Monday, August 24, 2020

A World ≠ The World

No time for an all new post, but out of curiosity I scoured the hull of the arkive to find out what I wrote about For the Love of Wisdom the first time I read it back in 2007.

Think of what we do here as metaphysical mind jazz, i.e., spontaneous improvisations on certain chord changes. Yes, we repeat ourselves, but never the same way twice. I must have a dozen versions of Statesboro Blues by the Allman Brothers, and I love them all equally. Or at least that's what I tell them.

I'm not a bitter person, but I do still mildly resent that it took so long to deprogram my left wing brainwashing and soul-tainting to rearrive at where my philosophical endeavors should have started to begin with. All that wasted timelessness contemplating impossibilities and assimilating falsehoods!

So: what's it all about, Alfie? What in the world is the world?

Or, to put it another way, what kind of world is the world of man, and is it the same as the world? Ever since Kant, the grumpy answer has been: No! Our world -- the world we perceive -- is just a form of our sensibility, a kind of projection of our neurobiology. Therefore, it is not the world. Rather, the world -- whatever that is -- is radically inaccessible to man. (Which begs the question of how we can even posit it, but whatever.)

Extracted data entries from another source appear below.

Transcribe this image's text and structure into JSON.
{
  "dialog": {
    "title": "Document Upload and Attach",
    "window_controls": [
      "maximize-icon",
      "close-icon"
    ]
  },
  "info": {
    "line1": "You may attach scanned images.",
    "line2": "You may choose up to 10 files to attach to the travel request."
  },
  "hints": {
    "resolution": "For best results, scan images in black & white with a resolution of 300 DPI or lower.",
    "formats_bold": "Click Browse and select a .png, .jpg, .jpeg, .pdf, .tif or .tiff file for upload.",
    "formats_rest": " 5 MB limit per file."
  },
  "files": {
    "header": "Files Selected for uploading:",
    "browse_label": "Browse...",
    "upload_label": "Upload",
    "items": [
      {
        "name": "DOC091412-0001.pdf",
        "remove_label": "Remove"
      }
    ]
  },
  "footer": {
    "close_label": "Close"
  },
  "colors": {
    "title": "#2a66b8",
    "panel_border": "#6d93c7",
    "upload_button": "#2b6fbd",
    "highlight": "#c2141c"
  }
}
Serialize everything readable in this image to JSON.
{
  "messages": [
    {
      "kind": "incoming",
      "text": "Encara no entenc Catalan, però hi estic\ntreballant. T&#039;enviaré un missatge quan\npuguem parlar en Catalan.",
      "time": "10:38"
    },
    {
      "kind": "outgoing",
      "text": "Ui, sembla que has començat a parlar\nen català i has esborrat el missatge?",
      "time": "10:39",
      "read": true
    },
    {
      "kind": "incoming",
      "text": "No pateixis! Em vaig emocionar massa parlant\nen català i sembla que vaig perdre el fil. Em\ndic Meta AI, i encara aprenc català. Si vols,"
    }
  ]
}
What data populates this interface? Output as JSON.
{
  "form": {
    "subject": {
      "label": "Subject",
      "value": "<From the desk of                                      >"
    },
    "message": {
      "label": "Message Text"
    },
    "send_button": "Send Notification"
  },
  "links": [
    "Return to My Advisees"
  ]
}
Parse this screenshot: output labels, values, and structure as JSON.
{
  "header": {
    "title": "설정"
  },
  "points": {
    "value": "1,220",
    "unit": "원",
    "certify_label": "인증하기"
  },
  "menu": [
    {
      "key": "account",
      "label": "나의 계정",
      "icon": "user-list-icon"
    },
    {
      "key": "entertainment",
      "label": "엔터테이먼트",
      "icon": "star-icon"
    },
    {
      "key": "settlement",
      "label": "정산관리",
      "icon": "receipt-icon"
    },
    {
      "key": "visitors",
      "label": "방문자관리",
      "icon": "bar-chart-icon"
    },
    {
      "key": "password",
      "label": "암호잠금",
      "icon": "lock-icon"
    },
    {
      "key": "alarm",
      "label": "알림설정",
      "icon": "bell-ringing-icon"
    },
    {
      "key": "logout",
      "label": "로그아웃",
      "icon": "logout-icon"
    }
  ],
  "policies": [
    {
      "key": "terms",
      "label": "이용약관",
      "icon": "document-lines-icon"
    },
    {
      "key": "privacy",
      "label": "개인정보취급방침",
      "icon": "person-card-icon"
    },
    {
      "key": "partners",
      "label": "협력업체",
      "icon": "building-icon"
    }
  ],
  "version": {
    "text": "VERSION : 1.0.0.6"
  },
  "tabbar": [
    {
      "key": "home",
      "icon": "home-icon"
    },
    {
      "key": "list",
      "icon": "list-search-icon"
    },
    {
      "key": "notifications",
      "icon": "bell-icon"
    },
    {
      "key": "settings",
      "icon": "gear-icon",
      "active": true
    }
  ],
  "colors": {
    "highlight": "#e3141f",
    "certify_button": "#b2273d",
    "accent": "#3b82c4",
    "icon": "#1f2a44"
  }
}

This question is addressed in an enjoyable book I'm currently reading, For Love of Wisdom: Essays on the Nature of Philosophy, by Josef Pieper. One of the themes Pieper develops is the idea that all other animals merely live in a world, whereas human beings are privileged to (potentially, at least) live in the world.

For example, people assume that all animals with eyes, when they look at an object, see the same thing, when this is demonstrably untrue.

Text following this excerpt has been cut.